Public Citizen’s Health Research Group, which is more than a little media savvy, was sending a letter to the U.S. Food and Drug Administration (FDA) and Office of Human Research Protections (OHRP), criticizing how studies of ketamine had been conducted. Nothing all that unusual there; it’s the kind of thing the Health Research Group does regularly.

This is what struck my correspondent as unusual:


Public Citizen will send its letter to the FDA and OHRP on the morning of Wednesday July 25. The letter is embargoed until 12:01 a.m. EDT on Wednesday, July 25. Please do not share the letter with anyone else until after the embargo is lifted.  You may share the gist of the letter with the letter recipients and others for comment starting at 12:00 pm EDT on Tuesday, July 24.

In other words, Public Citizen wasn’t merely embargoing the letter. They were telling reporters they couldn’t even discuss the letter with anyone until 12 hours before the embargo was scheduled to lift — nearly 24 hours after they sent the material to reporters — and then, they could only discuss the gist of it.

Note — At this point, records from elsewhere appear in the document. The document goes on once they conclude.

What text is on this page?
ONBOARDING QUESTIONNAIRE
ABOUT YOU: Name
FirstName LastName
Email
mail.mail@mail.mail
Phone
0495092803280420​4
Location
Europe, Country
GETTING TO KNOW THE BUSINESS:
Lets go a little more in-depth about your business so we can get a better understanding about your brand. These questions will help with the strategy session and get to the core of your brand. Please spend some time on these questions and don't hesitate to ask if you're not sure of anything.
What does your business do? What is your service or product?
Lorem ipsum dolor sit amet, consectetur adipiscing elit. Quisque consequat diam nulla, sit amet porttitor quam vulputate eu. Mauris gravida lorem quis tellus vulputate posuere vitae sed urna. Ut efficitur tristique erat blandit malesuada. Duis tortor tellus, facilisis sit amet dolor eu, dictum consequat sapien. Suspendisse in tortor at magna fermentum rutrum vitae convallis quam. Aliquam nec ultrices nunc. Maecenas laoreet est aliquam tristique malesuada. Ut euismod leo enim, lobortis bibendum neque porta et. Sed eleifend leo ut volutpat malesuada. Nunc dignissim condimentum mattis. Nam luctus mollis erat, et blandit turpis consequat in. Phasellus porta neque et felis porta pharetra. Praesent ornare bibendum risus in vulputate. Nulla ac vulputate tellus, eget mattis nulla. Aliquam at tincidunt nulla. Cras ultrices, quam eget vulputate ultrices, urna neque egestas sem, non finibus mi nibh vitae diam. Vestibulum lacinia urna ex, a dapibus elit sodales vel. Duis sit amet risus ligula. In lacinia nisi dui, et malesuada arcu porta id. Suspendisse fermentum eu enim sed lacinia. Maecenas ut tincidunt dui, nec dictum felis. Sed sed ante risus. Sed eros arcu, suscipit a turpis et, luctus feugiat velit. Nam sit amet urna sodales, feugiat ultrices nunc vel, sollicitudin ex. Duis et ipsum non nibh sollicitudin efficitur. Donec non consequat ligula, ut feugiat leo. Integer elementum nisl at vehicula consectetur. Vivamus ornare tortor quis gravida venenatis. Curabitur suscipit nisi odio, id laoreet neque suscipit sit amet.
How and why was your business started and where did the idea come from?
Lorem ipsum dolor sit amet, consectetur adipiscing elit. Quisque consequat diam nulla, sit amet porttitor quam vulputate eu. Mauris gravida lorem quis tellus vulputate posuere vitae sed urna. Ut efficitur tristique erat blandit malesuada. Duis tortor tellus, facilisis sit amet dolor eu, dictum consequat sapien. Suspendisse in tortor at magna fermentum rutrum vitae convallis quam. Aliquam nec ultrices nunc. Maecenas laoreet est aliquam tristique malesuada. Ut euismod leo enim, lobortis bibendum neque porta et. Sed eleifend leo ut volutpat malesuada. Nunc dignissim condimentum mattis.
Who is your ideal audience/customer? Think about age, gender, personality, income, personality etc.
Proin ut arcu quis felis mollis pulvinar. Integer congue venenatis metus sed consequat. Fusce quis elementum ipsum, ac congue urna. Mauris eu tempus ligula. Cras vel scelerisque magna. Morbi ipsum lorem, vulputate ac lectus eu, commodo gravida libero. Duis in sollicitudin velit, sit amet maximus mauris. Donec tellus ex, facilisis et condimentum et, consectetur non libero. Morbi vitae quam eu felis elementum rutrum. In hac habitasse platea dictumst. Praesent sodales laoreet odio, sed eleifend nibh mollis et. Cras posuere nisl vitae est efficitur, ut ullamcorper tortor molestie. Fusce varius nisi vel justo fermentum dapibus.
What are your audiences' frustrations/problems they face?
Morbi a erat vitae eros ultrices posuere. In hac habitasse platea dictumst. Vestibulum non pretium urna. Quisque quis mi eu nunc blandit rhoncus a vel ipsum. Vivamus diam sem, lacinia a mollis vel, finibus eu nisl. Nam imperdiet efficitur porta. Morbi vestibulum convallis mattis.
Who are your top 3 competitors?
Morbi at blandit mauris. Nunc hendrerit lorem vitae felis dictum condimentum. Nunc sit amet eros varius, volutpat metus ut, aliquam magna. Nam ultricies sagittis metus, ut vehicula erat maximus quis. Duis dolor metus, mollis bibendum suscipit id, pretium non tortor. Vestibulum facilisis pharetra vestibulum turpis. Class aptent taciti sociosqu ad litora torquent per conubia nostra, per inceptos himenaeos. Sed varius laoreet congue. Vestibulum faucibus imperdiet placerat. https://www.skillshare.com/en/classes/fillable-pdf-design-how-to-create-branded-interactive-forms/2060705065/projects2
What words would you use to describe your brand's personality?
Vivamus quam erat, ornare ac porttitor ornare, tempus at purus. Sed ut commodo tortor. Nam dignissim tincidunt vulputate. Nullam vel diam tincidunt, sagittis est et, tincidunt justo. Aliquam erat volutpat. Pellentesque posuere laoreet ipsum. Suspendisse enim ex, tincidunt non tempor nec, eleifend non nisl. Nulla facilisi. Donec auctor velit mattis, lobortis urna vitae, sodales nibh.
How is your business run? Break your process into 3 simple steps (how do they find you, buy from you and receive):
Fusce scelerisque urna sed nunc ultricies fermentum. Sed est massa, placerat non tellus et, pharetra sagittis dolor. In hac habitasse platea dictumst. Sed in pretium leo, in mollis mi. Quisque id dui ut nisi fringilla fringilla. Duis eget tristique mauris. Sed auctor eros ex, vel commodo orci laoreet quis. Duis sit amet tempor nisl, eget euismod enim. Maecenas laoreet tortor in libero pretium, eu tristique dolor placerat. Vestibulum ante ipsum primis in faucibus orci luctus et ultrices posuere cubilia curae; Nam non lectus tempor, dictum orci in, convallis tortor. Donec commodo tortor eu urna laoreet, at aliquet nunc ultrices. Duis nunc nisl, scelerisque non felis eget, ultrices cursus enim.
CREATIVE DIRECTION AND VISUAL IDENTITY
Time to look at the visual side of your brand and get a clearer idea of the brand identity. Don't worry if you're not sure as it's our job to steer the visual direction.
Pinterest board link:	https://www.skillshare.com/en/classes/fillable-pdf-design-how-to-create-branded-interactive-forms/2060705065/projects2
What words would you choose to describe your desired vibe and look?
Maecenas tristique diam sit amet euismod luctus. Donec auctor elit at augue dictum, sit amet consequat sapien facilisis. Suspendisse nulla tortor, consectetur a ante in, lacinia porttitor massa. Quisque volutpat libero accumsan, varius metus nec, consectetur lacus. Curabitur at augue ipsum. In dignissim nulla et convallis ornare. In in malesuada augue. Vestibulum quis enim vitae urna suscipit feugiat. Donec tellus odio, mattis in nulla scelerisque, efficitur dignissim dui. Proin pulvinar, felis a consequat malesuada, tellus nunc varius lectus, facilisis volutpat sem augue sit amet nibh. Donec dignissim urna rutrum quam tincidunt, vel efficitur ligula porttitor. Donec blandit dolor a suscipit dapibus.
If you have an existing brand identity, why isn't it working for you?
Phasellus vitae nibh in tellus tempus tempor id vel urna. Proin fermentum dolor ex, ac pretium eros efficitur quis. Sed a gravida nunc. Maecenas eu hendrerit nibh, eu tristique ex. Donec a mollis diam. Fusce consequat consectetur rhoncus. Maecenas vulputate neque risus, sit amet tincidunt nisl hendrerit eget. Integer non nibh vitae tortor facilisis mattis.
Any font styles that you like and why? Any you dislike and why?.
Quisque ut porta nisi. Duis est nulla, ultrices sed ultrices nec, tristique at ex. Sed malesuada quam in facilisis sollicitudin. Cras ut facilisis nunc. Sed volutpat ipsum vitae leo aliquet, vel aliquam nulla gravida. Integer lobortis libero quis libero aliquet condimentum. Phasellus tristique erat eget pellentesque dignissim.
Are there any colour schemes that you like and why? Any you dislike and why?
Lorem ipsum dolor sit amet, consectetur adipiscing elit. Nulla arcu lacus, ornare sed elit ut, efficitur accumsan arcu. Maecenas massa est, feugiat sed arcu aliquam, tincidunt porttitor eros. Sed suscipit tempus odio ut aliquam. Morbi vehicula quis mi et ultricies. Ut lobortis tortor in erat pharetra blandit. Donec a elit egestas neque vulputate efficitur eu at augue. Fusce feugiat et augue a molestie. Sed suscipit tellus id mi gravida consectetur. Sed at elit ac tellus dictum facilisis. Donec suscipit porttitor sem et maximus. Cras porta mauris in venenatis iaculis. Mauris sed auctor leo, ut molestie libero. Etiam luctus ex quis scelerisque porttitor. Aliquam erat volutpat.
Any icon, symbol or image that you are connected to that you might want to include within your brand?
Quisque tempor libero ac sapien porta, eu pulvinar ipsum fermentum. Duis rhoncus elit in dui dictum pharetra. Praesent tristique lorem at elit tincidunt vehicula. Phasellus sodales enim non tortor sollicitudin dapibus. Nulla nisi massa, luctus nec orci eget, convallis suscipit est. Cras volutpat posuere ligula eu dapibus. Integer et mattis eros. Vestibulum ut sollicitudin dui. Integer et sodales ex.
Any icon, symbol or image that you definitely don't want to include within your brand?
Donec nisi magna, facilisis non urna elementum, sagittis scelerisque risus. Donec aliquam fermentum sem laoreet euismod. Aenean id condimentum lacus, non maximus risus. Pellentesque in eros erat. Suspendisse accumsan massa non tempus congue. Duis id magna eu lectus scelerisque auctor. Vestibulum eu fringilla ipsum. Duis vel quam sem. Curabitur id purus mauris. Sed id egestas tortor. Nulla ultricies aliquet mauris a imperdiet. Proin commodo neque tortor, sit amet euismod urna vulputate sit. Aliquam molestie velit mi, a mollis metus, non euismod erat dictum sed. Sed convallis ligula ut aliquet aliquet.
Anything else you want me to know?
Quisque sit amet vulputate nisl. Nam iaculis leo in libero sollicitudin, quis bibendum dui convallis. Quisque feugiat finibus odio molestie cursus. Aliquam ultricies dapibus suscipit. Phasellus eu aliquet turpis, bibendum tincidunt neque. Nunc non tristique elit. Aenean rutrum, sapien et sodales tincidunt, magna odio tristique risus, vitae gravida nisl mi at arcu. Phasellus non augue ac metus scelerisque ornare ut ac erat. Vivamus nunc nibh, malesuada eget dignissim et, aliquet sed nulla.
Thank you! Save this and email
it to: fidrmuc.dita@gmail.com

Now, in a perfect world, reporters would have endless time to call sources, collect points of view, and synthesize them into a story. But we’ve never lived in a perfect world, and we certainly don’t live in one now, with news cycles that restart every time a certain someone tweets. So I wasn’t hugely bothered by the time constraints. Reporters could always use that first 24 hours to get their ducks in a row, and then use the other 12 efficiently. (Or they could ignore the news altogether.)

But what did bother me was the “do not share the letter with anyone else until after the embargo is lifted” line. Even with the “gist” sentence afterward, that sounded a lot like a “close-hold embargo,” which the FDA — one of the targets of Public Citizen’s letter — has used off and on since at least 2011 to manipulate press coverage over the years. In a close-hold embargo, an agency, company, or other organization gives reporters access to material in advance, but on the condition that they not interview anyone about it before the embargo lifts. Hello, stenographers.

Certainly there were some differences here. They key one was that Public Citizen wasn’t placing any restrictions on who reporters could speak to. But why the restriction on sharing the document? If I were asked to comment on a letter I couldn’t see myself, I more than likely wouldn’t. And reporters seeking outside comments on embargoed studies would be foolish not to share the entire studies.

So why would Public Citizen handle the letter this way? I contacted Michael Carome, the director of Public Citizen’s Health Research Group, who had sent the letter to reporters under embargo. On Tuesday afternoon, we spoke for a while.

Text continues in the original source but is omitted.